Zuletzt seien vor allem Syrer gekommen, der Anteil der Menschen aus dem Balkan sei inzwischen auf unter zehn Prozent gesunken. Ernst wies aber darauf hin, dass sich unter den zehn wichtigsten Aufnahmeländer von Flüchtlingen – wie die Türkei oder der Libanon – kein einziges EU-Land befindet. 4 Millionen Syrer haben es geschafft, ihre Heimat zu verlassen. Etwa 2 Millionen leben in der Türkei und eine Million im Libanon. Bislang sind etwa ein Drittel der Flüchtlinge Frauen und die Hälfte jünger als 25 Jahre. Ein Viertel der Flüchtlinge sind im schulfähigen Alter. Viele von ihnen seien auch gut qualifiziert, die Hürden, sie in Beschäftigung zu bringen aber seien noch hoch. Gemeinsam mit Hilfsorganisationen bastelt die Verwaltung an Projekten.
Kommentar von Andreas Heinrich
Stadtverwaltungen ernten selten Lob, gepoltert wird dagegen oft. In diesen Wochen ist alles anders. In einer der vielleicht schwierigsten Phasen überhaupt, wo für Tausende von Flüchtlingen Unterkunft organisiert, Betreuung gesichert und Integration vorbereitet werden muss, erhält sie reichlich Anerkennung – zu Recht.

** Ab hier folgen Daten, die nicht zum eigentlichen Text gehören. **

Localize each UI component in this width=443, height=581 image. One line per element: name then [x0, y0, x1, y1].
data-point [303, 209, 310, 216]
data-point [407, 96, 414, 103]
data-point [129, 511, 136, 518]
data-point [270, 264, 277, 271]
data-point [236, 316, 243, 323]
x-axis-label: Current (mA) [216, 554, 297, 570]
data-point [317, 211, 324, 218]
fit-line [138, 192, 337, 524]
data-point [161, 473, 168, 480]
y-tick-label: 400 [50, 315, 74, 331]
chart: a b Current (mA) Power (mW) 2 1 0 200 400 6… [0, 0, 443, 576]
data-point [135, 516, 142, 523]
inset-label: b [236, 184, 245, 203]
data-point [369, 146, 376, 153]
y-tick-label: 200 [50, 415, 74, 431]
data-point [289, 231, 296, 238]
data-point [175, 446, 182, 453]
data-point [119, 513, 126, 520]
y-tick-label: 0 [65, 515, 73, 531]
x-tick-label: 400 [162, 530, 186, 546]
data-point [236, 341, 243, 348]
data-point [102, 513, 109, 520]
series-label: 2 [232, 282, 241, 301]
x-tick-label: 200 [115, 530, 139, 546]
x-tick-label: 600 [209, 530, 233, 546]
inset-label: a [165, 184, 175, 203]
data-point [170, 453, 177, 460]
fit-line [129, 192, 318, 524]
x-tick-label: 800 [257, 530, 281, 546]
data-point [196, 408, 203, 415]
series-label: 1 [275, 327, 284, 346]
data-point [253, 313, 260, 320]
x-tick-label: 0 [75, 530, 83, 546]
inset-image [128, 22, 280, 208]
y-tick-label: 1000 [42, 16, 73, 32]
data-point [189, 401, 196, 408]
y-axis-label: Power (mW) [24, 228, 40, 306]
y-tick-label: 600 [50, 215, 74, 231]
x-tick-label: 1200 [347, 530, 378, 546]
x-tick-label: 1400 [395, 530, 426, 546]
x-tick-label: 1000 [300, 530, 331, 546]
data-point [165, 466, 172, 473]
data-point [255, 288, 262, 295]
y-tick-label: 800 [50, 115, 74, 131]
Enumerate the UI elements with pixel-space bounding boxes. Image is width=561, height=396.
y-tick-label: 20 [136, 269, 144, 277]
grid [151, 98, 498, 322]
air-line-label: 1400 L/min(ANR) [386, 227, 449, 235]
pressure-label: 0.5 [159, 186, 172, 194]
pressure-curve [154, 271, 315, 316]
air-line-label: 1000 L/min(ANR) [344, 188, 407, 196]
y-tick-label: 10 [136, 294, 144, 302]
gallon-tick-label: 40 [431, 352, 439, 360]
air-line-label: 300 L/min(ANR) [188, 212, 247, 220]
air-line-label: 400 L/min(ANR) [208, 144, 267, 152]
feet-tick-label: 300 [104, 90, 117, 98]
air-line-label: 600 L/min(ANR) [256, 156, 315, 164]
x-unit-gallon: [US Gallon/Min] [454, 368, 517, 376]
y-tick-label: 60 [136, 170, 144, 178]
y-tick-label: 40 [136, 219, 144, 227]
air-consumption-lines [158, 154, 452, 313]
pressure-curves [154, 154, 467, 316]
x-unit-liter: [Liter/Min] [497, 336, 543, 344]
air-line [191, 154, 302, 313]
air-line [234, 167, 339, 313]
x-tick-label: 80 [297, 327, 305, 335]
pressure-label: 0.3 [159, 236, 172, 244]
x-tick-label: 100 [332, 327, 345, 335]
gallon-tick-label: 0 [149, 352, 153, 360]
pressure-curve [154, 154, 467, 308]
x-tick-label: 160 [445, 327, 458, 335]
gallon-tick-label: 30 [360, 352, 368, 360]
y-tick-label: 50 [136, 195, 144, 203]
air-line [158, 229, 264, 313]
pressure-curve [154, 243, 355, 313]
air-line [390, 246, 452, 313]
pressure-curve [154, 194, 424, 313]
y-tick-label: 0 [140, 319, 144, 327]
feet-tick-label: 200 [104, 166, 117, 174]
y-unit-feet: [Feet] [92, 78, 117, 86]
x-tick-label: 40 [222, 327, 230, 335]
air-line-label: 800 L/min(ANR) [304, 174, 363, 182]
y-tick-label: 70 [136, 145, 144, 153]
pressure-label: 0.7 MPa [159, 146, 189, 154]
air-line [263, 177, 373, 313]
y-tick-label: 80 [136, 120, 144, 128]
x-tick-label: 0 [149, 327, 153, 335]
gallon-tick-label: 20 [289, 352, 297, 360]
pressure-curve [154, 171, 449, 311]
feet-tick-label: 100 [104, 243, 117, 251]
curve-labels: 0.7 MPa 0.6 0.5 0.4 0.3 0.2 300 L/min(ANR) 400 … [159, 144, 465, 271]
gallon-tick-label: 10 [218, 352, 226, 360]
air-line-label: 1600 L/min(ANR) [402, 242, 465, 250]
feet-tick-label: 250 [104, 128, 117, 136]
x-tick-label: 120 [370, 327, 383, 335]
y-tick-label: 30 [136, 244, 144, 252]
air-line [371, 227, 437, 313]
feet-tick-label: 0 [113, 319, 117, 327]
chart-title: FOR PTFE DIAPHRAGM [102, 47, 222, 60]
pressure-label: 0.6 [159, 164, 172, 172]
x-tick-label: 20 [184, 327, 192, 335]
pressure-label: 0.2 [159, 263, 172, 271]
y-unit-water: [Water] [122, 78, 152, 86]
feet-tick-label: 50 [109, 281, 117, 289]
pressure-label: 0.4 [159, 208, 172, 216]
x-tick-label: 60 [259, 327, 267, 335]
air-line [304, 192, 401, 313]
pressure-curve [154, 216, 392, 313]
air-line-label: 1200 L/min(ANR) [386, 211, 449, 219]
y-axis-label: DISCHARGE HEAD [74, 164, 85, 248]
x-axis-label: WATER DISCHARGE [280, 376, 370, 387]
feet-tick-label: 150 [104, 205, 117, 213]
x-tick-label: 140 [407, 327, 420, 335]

Es ist bisher nicht nur gelungen, allen Menschen ein Dach über dem Kopf zu verschaffen, sondern auch das Klima von Hilfsbereitschaft, von sozialem Frieden zu erhalten. Das hat viel mit der Transparenz und der frühzeitigen Aufklärung zu tun. Noch nie hat die Stadtverwaltung derart kleinteilig und umfassend Bürger über Entscheidungen, die ausgeführt werden müssen, informiert, sich den Fragen gestellt, dabei nie beschönigt, Probleme nicht verschwiegen. Der Bürger, der gerade in Mülheim häufiger mal darüber klagt, „nicht mitgenommen zu werden“, staunt und honoriert.